You need to be aggressive in setting the expectation that just because these metrics are readily available (often in real-time), does not mean that the executives should see improvements here in the same time frame.
It’s vital that leaders agree on a time frame for establishing a baseline metric values.
Leaders then need to agree on how much lead-time is required to build, test, and mature your customer success capabilities before these long-term metrics reliably show trends and changes you can use to manage the business.
These long-term metrics can be thought of as “performance metrics”. They give you insight into how your operations are running so that you can evaluate what is working and what is not. They provide evidence on which you can make important decisions for improvement.
Your short-term challenge
A more significant challenge is proving the value of customer success in the short-term.
You need a way to measure and prove short-term progress before your efforts deliver the expected long-term performance improvements.
You need a way to demonstrate to executives that you are on the right track. You need to maintain their confidence that you are building the customer success infrastructure that will deliver the long-term business results they seek.
Short-term “Trajectory Metrics”
One approach is to work with the CEO and other leaders to map out all of the actions and milestones you need to achieve to build the customer success infrastructure necessary to deliver the long-term business outcomes they desire.
You can define milestones or metrics for completing key actions such as:
- Hiring a customer success team lead
- Meeting with customers to identify the services your customer success team needs to deliver
- Hiring and training your customer success team
- Developing your customer success processes and playbooks
- Implementing customer success automation tools
- Establishing internal practices to have CS collaborate effectively with sales, marketing, and product management
Focus executives on the short-term, trajectory metrics
Get the CEO and other leaders to agree on priorities and realistic time frames for completing these actions. Make sure these accurately reflect any resource limitations and competing work priorities that will limit your time to do the required work.
Get the CEO and other leaders to agree to use these short-term, trajectory metrics, and NOT the long-term performance metrics, while you build your customer success infrastructure.
Remind the executives that the “trajectory metrics” are appropriate because they give the best measure of confidence that you are performing against the path they agreed to build the customer success capabilities required to deliver the long-term business results.
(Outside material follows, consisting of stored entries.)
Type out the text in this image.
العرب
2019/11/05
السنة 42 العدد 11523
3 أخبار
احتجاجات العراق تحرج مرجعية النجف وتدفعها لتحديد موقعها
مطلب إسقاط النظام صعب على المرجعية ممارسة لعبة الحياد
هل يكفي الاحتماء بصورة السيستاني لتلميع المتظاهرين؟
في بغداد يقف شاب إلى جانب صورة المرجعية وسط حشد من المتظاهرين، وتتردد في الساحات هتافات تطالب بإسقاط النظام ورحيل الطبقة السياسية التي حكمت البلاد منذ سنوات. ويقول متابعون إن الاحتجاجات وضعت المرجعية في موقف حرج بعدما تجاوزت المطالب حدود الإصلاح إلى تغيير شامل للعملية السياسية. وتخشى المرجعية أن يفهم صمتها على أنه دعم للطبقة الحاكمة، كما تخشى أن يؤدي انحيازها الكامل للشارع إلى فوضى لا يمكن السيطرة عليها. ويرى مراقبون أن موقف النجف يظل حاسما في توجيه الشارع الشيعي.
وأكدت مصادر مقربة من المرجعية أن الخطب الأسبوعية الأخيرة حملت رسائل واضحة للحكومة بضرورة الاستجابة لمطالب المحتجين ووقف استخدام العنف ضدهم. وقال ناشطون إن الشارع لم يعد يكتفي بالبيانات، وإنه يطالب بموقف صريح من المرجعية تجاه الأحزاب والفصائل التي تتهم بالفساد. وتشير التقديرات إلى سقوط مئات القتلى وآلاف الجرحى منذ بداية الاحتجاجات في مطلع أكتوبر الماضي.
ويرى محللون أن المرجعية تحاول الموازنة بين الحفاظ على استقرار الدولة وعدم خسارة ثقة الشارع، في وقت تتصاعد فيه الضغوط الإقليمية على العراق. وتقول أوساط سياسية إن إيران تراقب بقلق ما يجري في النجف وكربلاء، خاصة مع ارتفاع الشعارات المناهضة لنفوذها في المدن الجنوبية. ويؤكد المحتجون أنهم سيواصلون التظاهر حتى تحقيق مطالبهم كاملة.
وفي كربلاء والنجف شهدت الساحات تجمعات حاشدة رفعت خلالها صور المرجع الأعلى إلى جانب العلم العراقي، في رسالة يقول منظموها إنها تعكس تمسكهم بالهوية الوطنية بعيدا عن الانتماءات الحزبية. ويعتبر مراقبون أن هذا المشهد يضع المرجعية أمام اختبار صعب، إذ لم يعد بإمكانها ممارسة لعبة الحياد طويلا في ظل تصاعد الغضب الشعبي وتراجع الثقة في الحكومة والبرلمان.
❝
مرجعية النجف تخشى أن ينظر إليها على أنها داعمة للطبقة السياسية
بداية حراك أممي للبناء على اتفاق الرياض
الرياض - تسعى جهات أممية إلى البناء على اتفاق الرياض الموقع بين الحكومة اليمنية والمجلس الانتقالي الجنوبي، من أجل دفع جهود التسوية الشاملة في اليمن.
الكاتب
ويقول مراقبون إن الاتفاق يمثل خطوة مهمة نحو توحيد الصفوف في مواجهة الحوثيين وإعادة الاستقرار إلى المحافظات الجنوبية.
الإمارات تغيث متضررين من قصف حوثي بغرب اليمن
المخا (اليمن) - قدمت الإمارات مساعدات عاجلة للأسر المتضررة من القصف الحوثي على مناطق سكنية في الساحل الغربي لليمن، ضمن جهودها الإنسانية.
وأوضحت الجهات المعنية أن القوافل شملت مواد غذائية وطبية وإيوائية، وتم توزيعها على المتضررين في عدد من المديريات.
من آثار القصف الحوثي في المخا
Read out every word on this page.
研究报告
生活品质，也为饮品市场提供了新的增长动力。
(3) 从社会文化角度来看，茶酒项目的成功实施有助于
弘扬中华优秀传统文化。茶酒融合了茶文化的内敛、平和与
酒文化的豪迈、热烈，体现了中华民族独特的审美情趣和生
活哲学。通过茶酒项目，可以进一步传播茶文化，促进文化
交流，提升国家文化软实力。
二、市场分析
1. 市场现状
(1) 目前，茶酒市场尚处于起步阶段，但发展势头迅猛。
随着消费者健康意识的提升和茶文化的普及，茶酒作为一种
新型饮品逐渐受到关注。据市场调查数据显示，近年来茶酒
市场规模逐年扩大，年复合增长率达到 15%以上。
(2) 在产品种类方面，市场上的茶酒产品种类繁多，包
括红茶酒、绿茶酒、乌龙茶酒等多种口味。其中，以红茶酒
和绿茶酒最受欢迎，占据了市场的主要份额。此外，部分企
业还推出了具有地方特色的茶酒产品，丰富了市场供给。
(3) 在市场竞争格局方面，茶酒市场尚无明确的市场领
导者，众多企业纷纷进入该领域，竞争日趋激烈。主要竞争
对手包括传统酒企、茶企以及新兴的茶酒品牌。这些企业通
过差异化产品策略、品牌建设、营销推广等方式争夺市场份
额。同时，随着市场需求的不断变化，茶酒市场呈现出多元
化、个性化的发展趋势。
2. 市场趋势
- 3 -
Maintain Executive Confidence & Support
By agreeing and focusing on these trajectory metrics, you give the executive team the confidence they need that their investment in a customer success program that will eventually deliver the business results they need.
When you are in the process of building a CS program, it doesn’t make sense to use long-term performance metrics when you are not yet delivering the full services that will have an impact on the outcome of these performance metrics.
What you need in this early stage is a way to measure your progress and maintain executive-level support for your CS initiatives.